Stand upright and place the palm of your hand as far down your back as you can. Use your other hand to grab your elbow and gently pull that arm down behind your head. Continue this gentle pull until you feel a stretch in your shoulders. Hold this stretch for five seconds and relax. Perform one set of 10 repetitions on both arms, two to three times a day to stretch the tendons and joints in the shoulder and help restore your range of motion.
Lie face down with your arms to the sides at shoulder level, elbows bent at 90 degrees. Keep your arms at shoulder level and raise them off the floor as far as you can squeezing your shoulder blades together. While performing this exercise, try to not shrug your shoulders and remember to relax your neck. As you perform this exercise, the lower muscles between your scapula should be contracting. Hold each shoulder blade squeeze for five seconds and relax. Perform one set of 20 repetitions three times a day to strengthen the muscles in the shoulders and prevent further injury.
Remember that good shoulder injury rehabilitation requires five critical components:
- Sports-specific technique – work slowly through the technique of your sport of choice to test whether the pain levels experienced are dropping and whether mobility is slowly coming back to your shoulder joint.
- Flexibility – flexibility on your shoulder joint will now have to be part of your on-going regime.
- Core stability – A strong core allows the trunk muscles to transfer kinetic energy to the shoulder for overhead activities.
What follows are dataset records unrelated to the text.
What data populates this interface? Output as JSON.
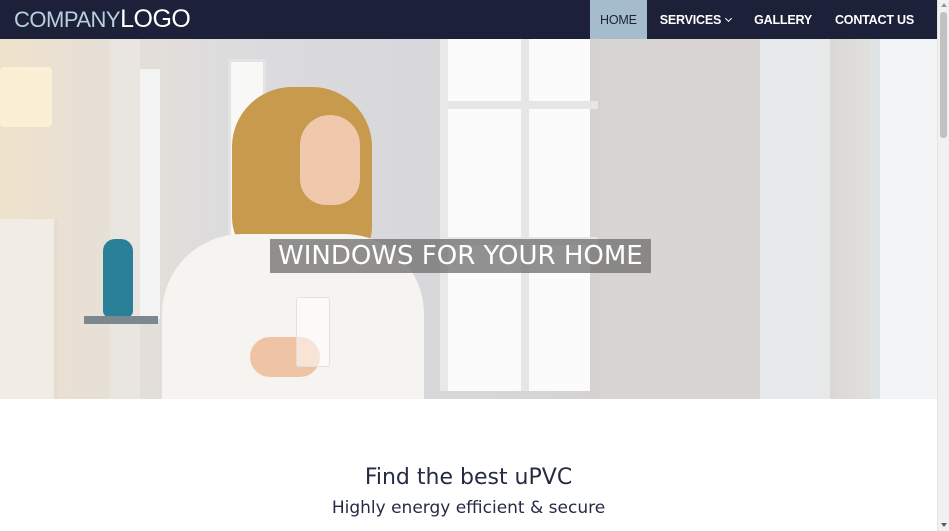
{
  "header": {
    "logo_company": "Company",
    "logo_logo": "Logo"
  },
  "nav": {
    "items": [
      {
        "label": "HOME",
        "active": true
      },
      {
        "label": "SERVICES",
        "has_dropdown": true
      },
      {
        "label": "GALLERY"
      },
      {
        "label": "CONTACT US"
      }
    ]
  },
  "hero": {
    "title": "WINDOWS FOR YOUR HOME"
  },
  "content": {
    "heading": "Find the best uPVC",
    "subheading": "Highly energy efficient & secure"
  },
  "colors": {
    "navbar_bg": "#1c2038",
    "active_nav_bg": "#a4bccb",
    "logo_accent": "#b9d0de",
    "text_dark": "#262b44"
  },
  "icons": {
    "dropdown": "chevron-down-icon"
  }
}
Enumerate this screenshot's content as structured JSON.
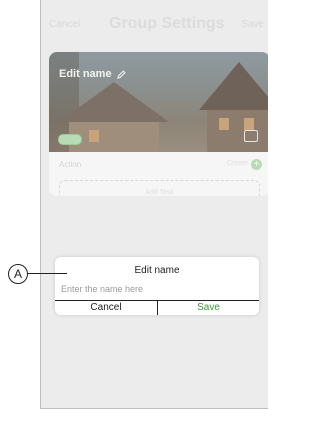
{
  "header": {
    "cancel": "Cancel",
    "title": "Group Settings",
    "save": "Save"
  },
  "card": {
    "edit_name": "Edit name",
    "action_label": "Action",
    "create_label": "Create",
    "add_task": "Add Task"
  },
  "dialog": {
    "title": "Edit name",
    "input_placeholder": "Enter the name here",
    "input_value": "",
    "cancel": "Cancel",
    "save": "Save"
  },
  "callout": {
    "label": "A"
  },
  "colors": {
    "save_accent": "#3a9a35"
  }
}
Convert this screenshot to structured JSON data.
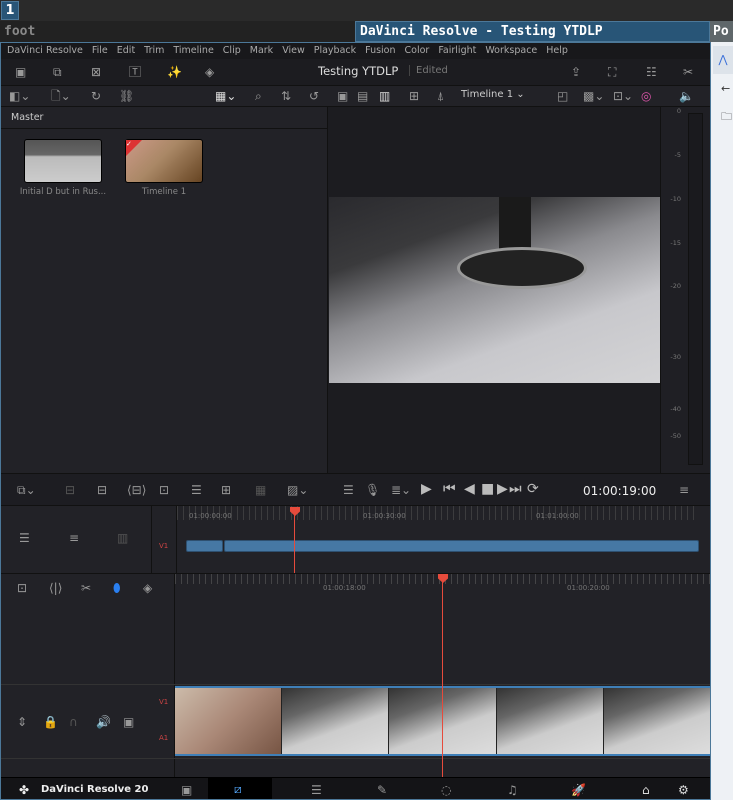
{
  "workspace": {
    "number": "1"
  },
  "titles": {
    "left": "foot",
    "main": "DaVinci Resolve - Testing YTDLP",
    "right": "Po"
  },
  "menu": [
    "DaVinci Resolve",
    "File",
    "Edit",
    "Trim",
    "Timeline",
    "Clip",
    "Mark",
    "View",
    "Playback",
    "Fusion",
    "Color",
    "Fairlight",
    "Workspace",
    "Help"
  ],
  "project": {
    "title": "Testing YTDLP",
    "status": "Edited"
  },
  "viewer": {
    "timeline_select": "Timeline 1",
    "timecode": "01:00:19:00"
  },
  "pool": {
    "bin": "Master",
    "clips": [
      {
        "name": "Initial D but in Rus..."
      },
      {
        "name": "Timeline 1"
      }
    ]
  },
  "meter": {
    "ticks": [
      "0",
      "-5",
      "-10",
      "-15",
      "-20",
      "-30",
      "-40",
      "-50"
    ]
  },
  "upper_timeline": {
    "ticks": [
      "01:00:00:00",
      "01:00:30:00",
      "01:01:00:00"
    ],
    "track": "V1",
    "playhead_fraction": 0.21
  },
  "lower_timeline": {
    "ticks": [
      "01:00:18:00",
      "01:00:20:00"
    ],
    "video_track": "V1",
    "audio_track": "A1"
  },
  "footer": {
    "app": "DaVinci Resolve 20",
    "active_page": "cut"
  },
  "colors": {
    "accent": "#e64b3c",
    "clip": "#4678a4",
    "focus": "#285577"
  }
}
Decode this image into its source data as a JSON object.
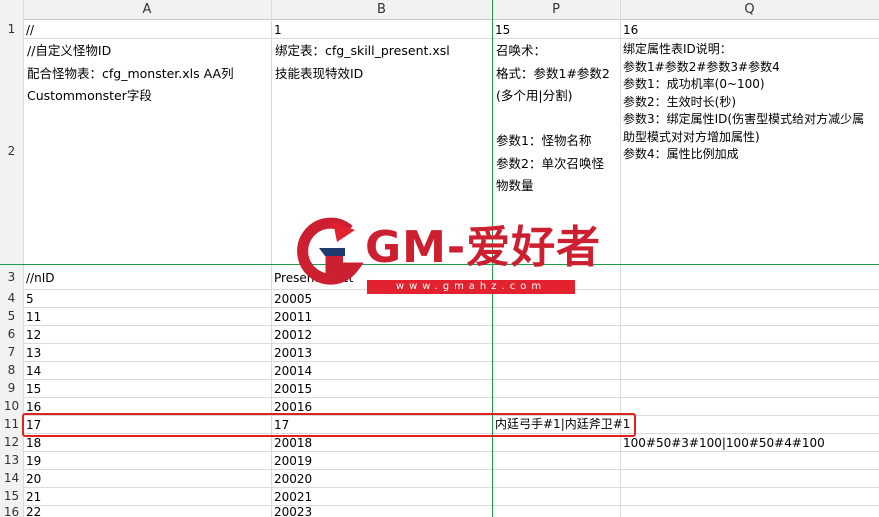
{
  "columns": [
    "A",
    "B",
    "P",
    "Q"
  ],
  "row_numbers": [
    "1",
    "2",
    "3",
    "4",
    "5",
    "6",
    "7",
    "8",
    "9",
    "10",
    "11",
    "12",
    "13",
    "14",
    "15",
    "16"
  ],
  "row1": {
    "A": "//",
    "B": "1",
    "P": "15",
    "Q": "16"
  },
  "row2": {
    "A": [
      "//自定义怪物ID",
      "配合怪物表：cfg_monster.xls  AA列",
      "Custommonster字段"
    ],
    "B": [
      "绑定表：cfg_skill_present.xsl",
      "技能表现特效ID"
    ],
    "P": [
      "召唤术：",
      "格式：参数1#参数2",
      "(多个用|分割)",
      "",
      "参数1：怪物名称",
      "参数2：单次召唤怪",
      "物数量"
    ],
    "Q": [
      "绑定属性表ID说明：",
      "参数1#参数2#参数3#参数4",
      "参数1：成功机率(0~100)",
      "参数2：生效时长(秒)",
      "参数3：绑定属性ID(伤害型模式给对方减少属",
      "助型模式对对方增加属性)",
      "参数4：属性比例加成"
    ]
  },
  "row3": {
    "A": "//nID",
    "B": "Presenteffect"
  },
  "data_rows": [
    {
      "A": "5",
      "B": "20005",
      "P": "",
      "Q": ""
    },
    {
      "A": "11",
      "B": "20011",
      "P": "",
      "Q": ""
    },
    {
      "A": "12",
      "B": "20012",
      "P": "",
      "Q": ""
    },
    {
      "A": "13",
      "B": "20013",
      "P": "",
      "Q": ""
    },
    {
      "A": "14",
      "B": "20014",
      "P": "",
      "Q": ""
    },
    {
      "A": "15",
      "B": "20015",
      "P": "",
      "Q": ""
    },
    {
      "A": "16",
      "B": "20016",
      "P": "",
      "Q": ""
    },
    {
      "A": "17",
      "B": "17",
      "P": "内廷弓手#1|内廷斧卫#1",
      "Q": ""
    },
    {
      "A": "18",
      "B": "20018",
      "P": "",
      "Q": "100#50#3#100|100#50#4#100"
    },
    {
      "A": "19",
      "B": "20019",
      "P": "",
      "Q": ""
    },
    {
      "A": "20",
      "B": "20020",
      "P": "",
      "Q": ""
    },
    {
      "A": "21",
      "B": "20021",
      "P": "",
      "Q": ""
    },
    {
      "A": "22",
      "B": "20023",
      "P": "",
      "Q": ""
    }
  ],
  "watermark": {
    "brand": "GM-爱好者",
    "url": "www.gmahz.com"
  },
  "colors": {
    "freeze_line": "#1c9d4b",
    "highlight": "#e0221f",
    "watermark": "#cc1f2f"
  }
}
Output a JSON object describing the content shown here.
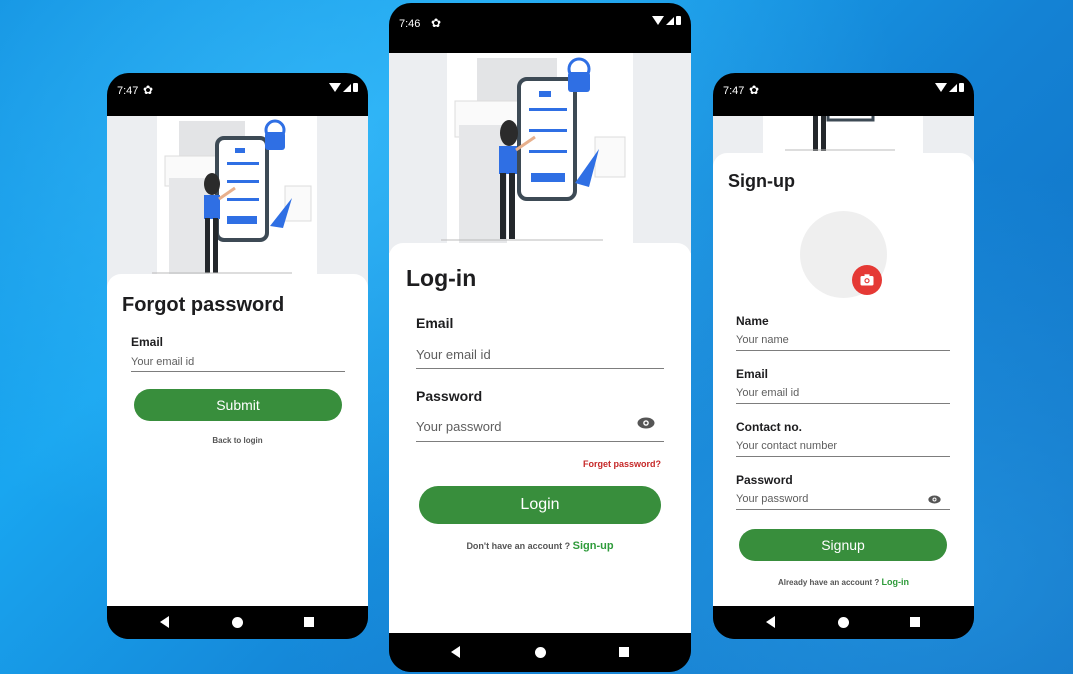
{
  "forgot": {
    "status_time": "7:47",
    "title": "Forgot password",
    "email_label": "Email",
    "email_placeholder": "Your email id",
    "submit_label": "Submit",
    "back_link": "Back to login"
  },
  "login": {
    "status_time": "7:46",
    "title": "Log-in",
    "email_label": "Email",
    "email_placeholder": "Your email id",
    "password_label": "Password",
    "password_placeholder": "Your password",
    "forgot_link": "Forget password?",
    "login_label": "Login",
    "no_account_text": "Don't have an account ?",
    "signup_link": "Sign-up"
  },
  "signup": {
    "status_time": "7:47",
    "title": "Sign-up",
    "name_label": "Name",
    "name_placeholder": "Your name",
    "email_label": "Email",
    "email_placeholder": "Your email id",
    "contact_label": "Contact no.",
    "contact_placeholder": "Your contact number",
    "password_label": "Password",
    "password_placeholder": "Your password",
    "signup_label": "Signup",
    "have_account_text": "Already have an account ?",
    "login_link": "Log-in"
  },
  "icons": {
    "settings": "gear-icon",
    "wifi": "wifi-icon",
    "signal": "signal-icon",
    "battery": "battery-icon",
    "eye": "eye-icon",
    "camera": "camera-icon",
    "back": "nav-back-icon",
    "home": "nav-home-icon",
    "recents": "nav-recents-icon"
  },
  "colors": {
    "primary_button": "#388e3c",
    "link_green": "#2e9b3a",
    "link_red": "#c62828",
    "camera_badge": "#e53935",
    "illustration_blue": "#2f6fe4"
  }
}
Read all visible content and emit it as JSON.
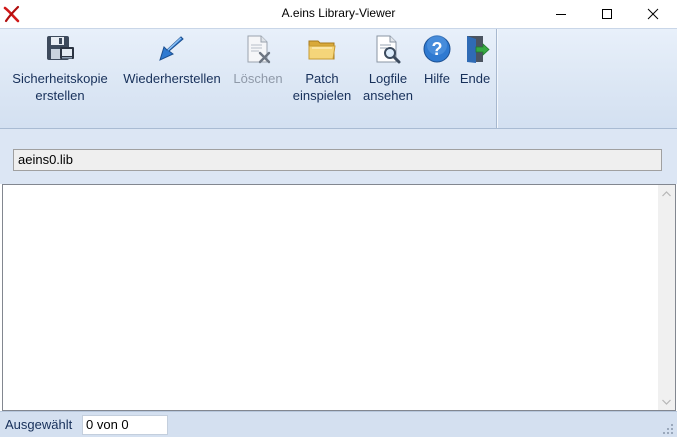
{
  "window": {
    "title": "A.eins Library-Viewer",
    "icon": "red-x-app-icon",
    "controls": [
      "minimize-icon",
      "maximize-icon",
      "close-icon"
    ]
  },
  "toolbar": {
    "buttons": [
      {
        "id": "backup",
        "label": "Sicherheitskopie\nerstellen",
        "icon": "floppy-disk-icon",
        "enabled": true
      },
      {
        "id": "restore",
        "label": "Wiederherstellen",
        "icon": "blue-arrow-icon",
        "enabled": true
      },
      {
        "id": "delete",
        "label": "Löschen",
        "icon": "delete-document-icon",
        "enabled": false
      },
      {
        "id": "patch",
        "label": "Patch\neinspielen",
        "icon": "folder-icon",
        "enabled": true
      },
      {
        "id": "logfile",
        "label": "Logfile\nansehen",
        "icon": "magnifier-document-icon",
        "enabled": true
      },
      {
        "id": "help",
        "label": "Hilfe",
        "icon": "help-icon",
        "enabled": true
      },
      {
        "id": "exit",
        "label": "Ende",
        "icon": "exit-door-icon",
        "enabled": true
      }
    ]
  },
  "path": {
    "value": "aeins0.lib"
  },
  "list": {
    "items": []
  },
  "status": {
    "label": "Ausgewählt",
    "value": "0 von 0"
  },
  "colors": {
    "toolbar_bg": "#dbe6f4",
    "label_text": "#17305a",
    "disabled_text": "#8f99a8",
    "accent_blue": "#2f7ad1"
  }
}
You should ensure that your core is strong by regularly doing core-strengthening exercises.
- Rotator-cuff control – Strength and flexibility work performed on the shoulder joint is required to ensure that the muscles and tendons that make it up are perfectly balanced.
- General strength - Once the essential issues of technique, flexibility, core stability, and rotator-cuff control are being implemented, we then should also look at the periphery of the body to make sure that muscular imbalances do not create the conditions for fresh injury.
By following the exercises detailed here and establishing a workout routine that creates balance in muscle groups to the front and back of the body, the outer core and the inner core, you reduce the likelihoods of reinjuring your shoulder and make it harder to get injured in general.